Özellikle NATO üyesi olan bu devletler SSCB’nin güçlenmemesi ve Akdeniz’e inememesi için stratejiyi geliştirmişlerdi. BU strateji doğrultusunda zamanı geldiğinde Türkiye, Yunanistan ve Birleşik Krallığın anlaşmasıyla Kıbrıslıların katkısının olmadığı anlaşma ile Kıbrıs Cumhuriyeti’ni kurdular. Bu anlaşmaysa göre Kıbrıs Cumhuriyeti’nin Bağımsızlığını, toprak bütünlüğünü ve egemenliğini korumakla anlaşmayı yapan üç NATO’cu devlet görevlendirildi.

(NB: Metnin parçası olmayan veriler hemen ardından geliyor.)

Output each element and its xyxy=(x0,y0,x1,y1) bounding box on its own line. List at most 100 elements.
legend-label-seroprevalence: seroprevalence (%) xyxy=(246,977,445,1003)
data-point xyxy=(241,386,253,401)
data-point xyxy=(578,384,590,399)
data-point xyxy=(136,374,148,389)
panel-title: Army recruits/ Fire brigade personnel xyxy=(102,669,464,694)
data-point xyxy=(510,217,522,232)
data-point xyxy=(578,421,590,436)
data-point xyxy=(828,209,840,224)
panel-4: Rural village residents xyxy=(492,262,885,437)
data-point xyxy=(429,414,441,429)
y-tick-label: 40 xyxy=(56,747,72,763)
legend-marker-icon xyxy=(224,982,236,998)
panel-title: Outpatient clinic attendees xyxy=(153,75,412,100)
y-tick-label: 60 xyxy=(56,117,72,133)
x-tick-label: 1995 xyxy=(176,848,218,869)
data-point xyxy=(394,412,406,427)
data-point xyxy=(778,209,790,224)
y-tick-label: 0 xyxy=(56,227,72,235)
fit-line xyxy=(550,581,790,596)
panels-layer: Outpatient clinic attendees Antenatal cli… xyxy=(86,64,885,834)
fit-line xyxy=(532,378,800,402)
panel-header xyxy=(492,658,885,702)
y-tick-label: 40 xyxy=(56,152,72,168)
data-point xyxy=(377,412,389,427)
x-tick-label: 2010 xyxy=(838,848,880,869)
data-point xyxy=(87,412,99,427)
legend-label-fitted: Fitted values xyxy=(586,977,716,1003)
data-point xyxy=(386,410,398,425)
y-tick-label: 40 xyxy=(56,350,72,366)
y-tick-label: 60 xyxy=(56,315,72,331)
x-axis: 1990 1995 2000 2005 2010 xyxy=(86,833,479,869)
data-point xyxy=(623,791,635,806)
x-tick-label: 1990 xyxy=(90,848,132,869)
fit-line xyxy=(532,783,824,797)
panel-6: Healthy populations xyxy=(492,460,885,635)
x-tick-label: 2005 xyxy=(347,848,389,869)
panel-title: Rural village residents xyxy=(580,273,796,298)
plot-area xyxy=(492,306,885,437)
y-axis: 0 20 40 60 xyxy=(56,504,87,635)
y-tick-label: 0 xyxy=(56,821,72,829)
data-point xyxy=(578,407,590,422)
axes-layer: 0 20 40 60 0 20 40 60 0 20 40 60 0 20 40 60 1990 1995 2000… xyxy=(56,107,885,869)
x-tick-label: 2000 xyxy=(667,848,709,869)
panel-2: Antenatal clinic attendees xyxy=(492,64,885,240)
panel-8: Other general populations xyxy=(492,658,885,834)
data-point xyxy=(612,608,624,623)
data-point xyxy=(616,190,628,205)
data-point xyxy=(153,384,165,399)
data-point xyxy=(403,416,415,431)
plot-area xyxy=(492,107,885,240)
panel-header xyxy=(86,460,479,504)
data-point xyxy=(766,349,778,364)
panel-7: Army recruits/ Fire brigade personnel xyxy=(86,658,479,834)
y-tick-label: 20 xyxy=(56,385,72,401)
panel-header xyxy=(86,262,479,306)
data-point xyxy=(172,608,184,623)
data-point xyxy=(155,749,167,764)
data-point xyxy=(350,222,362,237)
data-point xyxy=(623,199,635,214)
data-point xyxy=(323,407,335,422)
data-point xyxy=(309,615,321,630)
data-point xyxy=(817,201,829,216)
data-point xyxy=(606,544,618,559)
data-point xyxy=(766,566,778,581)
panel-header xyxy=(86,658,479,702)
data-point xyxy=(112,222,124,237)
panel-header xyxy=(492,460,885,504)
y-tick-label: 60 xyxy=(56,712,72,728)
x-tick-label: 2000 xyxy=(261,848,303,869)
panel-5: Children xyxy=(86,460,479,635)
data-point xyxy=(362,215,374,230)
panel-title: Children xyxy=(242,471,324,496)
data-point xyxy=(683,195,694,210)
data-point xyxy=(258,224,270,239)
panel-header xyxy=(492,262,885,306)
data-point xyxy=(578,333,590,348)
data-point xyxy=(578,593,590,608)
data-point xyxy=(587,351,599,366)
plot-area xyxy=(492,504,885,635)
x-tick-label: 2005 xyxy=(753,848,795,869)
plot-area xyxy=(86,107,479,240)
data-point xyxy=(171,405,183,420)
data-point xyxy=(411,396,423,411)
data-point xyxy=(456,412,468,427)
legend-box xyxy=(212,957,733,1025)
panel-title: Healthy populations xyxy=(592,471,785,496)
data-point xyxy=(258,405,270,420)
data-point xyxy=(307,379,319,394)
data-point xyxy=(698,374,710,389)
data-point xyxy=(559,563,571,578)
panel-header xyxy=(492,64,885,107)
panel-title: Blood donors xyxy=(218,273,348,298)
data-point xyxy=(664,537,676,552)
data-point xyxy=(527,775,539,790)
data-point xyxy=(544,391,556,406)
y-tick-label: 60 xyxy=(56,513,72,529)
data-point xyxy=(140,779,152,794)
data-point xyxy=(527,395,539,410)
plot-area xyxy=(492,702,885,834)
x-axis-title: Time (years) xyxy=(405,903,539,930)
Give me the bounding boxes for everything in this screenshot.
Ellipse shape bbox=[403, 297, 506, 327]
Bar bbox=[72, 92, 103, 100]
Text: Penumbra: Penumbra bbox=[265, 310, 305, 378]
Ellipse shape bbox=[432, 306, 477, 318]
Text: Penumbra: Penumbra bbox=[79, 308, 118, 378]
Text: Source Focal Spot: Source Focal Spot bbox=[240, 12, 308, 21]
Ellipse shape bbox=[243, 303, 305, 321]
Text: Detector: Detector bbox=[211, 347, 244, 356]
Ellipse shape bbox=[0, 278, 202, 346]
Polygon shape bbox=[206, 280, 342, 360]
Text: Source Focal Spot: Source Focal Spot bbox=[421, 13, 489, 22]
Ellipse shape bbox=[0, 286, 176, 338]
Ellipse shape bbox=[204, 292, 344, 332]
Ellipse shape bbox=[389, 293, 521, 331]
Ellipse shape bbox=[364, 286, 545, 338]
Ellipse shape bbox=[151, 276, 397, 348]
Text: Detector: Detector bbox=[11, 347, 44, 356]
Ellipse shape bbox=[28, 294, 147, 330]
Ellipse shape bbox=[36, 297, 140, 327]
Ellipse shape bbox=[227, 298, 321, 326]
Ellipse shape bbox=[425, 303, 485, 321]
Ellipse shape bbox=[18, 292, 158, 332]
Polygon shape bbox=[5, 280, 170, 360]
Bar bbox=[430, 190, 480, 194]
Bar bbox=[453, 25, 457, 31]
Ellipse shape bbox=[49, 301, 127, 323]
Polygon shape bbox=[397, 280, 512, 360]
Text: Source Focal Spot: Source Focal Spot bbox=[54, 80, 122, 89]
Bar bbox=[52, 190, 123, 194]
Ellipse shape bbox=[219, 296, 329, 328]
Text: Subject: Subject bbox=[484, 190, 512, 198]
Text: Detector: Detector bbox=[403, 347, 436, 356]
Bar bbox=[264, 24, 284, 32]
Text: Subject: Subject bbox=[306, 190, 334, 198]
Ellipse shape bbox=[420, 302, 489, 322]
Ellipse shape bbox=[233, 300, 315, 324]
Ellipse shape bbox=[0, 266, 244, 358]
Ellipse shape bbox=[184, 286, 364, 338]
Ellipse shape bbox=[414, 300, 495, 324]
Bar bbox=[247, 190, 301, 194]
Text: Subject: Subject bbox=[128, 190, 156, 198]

1960’ta kurulan Kıbrıs Cumhuriyeti Türkiye ve Yunanistan’daki derin devletlerini pek tatmin etmemişti. 1963 olayları başlatıldı. Bu süreçte hem Türklerin hem de Rumların provokasyonları oldu. Toplumlar bu tür eylemlerde birbirlerini suçladılar.
ABD.’nin özel temsilcisi Dean Acheson planında Türkiye Karpaz yarımadasının Türkiye’ye verilmesi karşılığında Ada’nın Yunanistan’a bağlanmasına razıydı. Bu öneriyi zamanın Kıbrıs Cumhurbaşkanı Makarios kabul etmedi ve plan başarısı oldu. (Türkiye derin devletinin bugünkü duruma ulaşmasında Makarios’un da payı var. O’na şükran duymalıdırlar)
1963 olaylarını bahane eden Türk liderliği Kıbrıs Cumhuriyeti’ndeki görevlerinden çekildi. Ne ilginçtir ki zamanın Türkiye Başbakanı İsmet İnönü bugünleri önceden görmüş gibi Türk liderliğine bir mektup yazdı. İnönü mektubunda Kıbrıslı Türkler ’in devletteki görevlerine geri dönmelerini istedi. Kıbrıs Türk liderliği Türkiye Derin Devleti’nin isteği doğrultusunda hareket ederek bu isteği kabul etmeyeceklerini belirten bir cevap mektubu yazdı.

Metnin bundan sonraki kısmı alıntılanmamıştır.